Pachyserica natmatoung

Scientific classification
- Kingdom: Animalia
- Phylum: Arthropoda
- Class: Insecta
- Order: Coleoptera
- Suborder: Polyphaga
- Infraorder: Scarabaeiformia
- Family: Scarabaeidae
- Genus: Pachyserica
- Species: P. natmatoung
- Binomial name: Pachyserica natmatoung Ahrens, Zhao, Pham & Liu, 2024

= Pachyserica natmatoung =

- Genus: Pachyserica
- Species: natmatoung
- Authority: Ahrens, Zhao, Pham & Liu, 2024

Species of beetle

Pachyserica natmatoung is a species of beetle of the family Scarabaeidae.

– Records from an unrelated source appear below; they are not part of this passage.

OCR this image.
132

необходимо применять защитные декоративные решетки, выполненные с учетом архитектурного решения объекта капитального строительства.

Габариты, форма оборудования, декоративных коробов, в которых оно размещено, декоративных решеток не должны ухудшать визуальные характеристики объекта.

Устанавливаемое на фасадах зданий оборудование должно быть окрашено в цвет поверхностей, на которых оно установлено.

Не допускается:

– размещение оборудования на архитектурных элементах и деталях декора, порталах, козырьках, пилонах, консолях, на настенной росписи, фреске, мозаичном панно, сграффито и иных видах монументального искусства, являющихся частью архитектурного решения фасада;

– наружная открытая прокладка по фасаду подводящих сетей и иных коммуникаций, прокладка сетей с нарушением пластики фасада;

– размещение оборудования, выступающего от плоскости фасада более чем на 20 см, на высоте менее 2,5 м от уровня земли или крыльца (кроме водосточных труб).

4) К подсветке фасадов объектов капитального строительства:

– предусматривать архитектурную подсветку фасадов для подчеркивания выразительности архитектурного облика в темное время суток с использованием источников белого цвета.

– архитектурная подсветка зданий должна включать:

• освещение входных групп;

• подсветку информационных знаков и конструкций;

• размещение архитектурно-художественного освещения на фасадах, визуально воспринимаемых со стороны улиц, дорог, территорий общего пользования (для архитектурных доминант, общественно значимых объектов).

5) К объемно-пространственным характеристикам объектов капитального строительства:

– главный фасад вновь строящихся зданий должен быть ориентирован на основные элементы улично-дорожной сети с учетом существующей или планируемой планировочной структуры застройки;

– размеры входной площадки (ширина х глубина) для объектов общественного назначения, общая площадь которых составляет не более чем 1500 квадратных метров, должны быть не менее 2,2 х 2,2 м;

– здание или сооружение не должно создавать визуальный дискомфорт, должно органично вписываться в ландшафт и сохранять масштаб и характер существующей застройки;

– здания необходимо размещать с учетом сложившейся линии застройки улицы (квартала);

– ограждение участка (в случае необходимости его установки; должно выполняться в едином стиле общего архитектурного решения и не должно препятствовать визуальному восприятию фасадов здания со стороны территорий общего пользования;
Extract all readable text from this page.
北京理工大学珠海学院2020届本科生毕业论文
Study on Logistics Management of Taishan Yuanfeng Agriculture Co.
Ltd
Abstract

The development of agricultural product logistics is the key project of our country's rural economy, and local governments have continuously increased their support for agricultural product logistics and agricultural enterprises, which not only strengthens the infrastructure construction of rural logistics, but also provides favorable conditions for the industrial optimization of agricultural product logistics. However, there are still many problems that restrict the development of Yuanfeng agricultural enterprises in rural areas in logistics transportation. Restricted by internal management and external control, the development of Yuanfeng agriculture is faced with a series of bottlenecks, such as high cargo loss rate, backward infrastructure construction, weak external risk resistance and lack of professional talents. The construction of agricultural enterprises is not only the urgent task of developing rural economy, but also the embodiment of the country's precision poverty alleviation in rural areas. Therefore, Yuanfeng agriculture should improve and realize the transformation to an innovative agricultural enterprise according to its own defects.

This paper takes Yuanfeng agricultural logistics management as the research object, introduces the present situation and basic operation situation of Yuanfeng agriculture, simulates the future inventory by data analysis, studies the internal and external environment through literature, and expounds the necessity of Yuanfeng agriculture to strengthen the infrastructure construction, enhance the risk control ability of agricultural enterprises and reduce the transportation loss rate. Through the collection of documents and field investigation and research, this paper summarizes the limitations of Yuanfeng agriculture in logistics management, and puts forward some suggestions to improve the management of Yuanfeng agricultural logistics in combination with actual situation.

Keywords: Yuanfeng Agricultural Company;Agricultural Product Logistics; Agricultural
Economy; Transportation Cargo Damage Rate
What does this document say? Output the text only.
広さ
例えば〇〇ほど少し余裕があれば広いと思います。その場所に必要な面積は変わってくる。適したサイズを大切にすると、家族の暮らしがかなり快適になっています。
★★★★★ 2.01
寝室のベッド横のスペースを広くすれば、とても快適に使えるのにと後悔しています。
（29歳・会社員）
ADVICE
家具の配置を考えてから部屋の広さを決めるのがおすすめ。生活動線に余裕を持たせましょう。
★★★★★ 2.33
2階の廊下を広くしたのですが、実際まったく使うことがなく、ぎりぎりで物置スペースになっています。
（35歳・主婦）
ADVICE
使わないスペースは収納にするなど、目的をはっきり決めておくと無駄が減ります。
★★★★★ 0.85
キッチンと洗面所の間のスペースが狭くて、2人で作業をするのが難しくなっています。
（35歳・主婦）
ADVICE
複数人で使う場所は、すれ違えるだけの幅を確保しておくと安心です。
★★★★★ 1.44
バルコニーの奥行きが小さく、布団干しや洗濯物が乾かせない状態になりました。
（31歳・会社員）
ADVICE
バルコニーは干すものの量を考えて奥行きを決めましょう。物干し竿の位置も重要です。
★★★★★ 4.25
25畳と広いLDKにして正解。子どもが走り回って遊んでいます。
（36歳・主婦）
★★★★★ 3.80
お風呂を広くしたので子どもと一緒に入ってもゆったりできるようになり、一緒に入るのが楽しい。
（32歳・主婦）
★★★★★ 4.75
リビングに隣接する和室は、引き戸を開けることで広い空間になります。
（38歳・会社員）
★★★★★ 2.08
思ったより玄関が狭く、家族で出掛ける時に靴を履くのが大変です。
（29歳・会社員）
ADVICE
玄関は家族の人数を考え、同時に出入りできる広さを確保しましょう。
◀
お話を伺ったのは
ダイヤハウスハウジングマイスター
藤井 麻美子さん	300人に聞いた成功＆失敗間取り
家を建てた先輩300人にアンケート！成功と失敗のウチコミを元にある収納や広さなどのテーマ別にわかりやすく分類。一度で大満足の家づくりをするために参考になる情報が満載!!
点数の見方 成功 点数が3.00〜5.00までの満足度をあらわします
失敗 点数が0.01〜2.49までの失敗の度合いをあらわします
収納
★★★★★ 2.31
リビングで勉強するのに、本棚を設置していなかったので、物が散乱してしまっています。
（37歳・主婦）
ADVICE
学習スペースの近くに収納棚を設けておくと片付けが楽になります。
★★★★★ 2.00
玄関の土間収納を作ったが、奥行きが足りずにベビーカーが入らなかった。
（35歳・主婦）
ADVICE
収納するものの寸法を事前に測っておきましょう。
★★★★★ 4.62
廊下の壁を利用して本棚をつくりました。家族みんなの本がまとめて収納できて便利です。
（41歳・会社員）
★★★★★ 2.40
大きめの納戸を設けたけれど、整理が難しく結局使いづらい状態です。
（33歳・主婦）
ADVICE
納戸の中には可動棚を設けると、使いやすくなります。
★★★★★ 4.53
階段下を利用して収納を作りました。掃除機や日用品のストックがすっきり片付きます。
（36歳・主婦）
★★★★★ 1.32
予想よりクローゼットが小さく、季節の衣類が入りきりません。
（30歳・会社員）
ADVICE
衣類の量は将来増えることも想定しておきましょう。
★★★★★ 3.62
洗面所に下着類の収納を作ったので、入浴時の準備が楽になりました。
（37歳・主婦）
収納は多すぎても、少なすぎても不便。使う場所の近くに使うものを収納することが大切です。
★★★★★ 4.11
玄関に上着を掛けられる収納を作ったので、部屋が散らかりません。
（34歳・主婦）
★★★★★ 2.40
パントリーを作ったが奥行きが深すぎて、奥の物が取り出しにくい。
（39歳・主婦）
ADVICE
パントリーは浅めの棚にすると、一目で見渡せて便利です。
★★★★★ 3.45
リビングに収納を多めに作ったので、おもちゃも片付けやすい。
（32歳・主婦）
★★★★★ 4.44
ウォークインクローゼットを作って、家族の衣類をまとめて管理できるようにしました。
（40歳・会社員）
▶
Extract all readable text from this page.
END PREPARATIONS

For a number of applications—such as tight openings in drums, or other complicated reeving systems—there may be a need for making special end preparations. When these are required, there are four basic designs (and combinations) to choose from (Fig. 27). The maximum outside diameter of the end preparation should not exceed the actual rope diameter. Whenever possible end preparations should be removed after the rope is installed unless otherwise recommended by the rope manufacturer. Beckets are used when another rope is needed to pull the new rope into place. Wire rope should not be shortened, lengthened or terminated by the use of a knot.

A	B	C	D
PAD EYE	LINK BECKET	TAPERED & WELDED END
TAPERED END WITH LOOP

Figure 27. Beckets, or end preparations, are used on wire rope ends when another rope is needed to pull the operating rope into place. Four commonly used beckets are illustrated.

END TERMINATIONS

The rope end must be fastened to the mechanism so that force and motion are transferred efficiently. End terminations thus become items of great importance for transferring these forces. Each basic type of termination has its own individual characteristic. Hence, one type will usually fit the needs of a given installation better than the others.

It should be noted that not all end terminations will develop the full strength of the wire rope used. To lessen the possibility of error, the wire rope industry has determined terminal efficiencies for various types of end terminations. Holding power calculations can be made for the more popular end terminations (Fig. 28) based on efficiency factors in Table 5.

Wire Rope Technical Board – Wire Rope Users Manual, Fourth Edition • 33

It is found in Myanmar.

==Description==
Adults reach a length of about 8.6–9.6 mm. They have a dark brown, oblong-oval and convex body. The punctures of the elytra, elytral stripes and legs are reddish brown. The elytra with dark spots. The antennae are yellow. The dorsal surface is dull, partly with a weak iridescent shine and with fine, dense, short, white setae. There are long, fine, erect, yellow setae on the head and a few on the pronotum.

==Etymology==
The species is named after its type locality, Nat Ma Toung.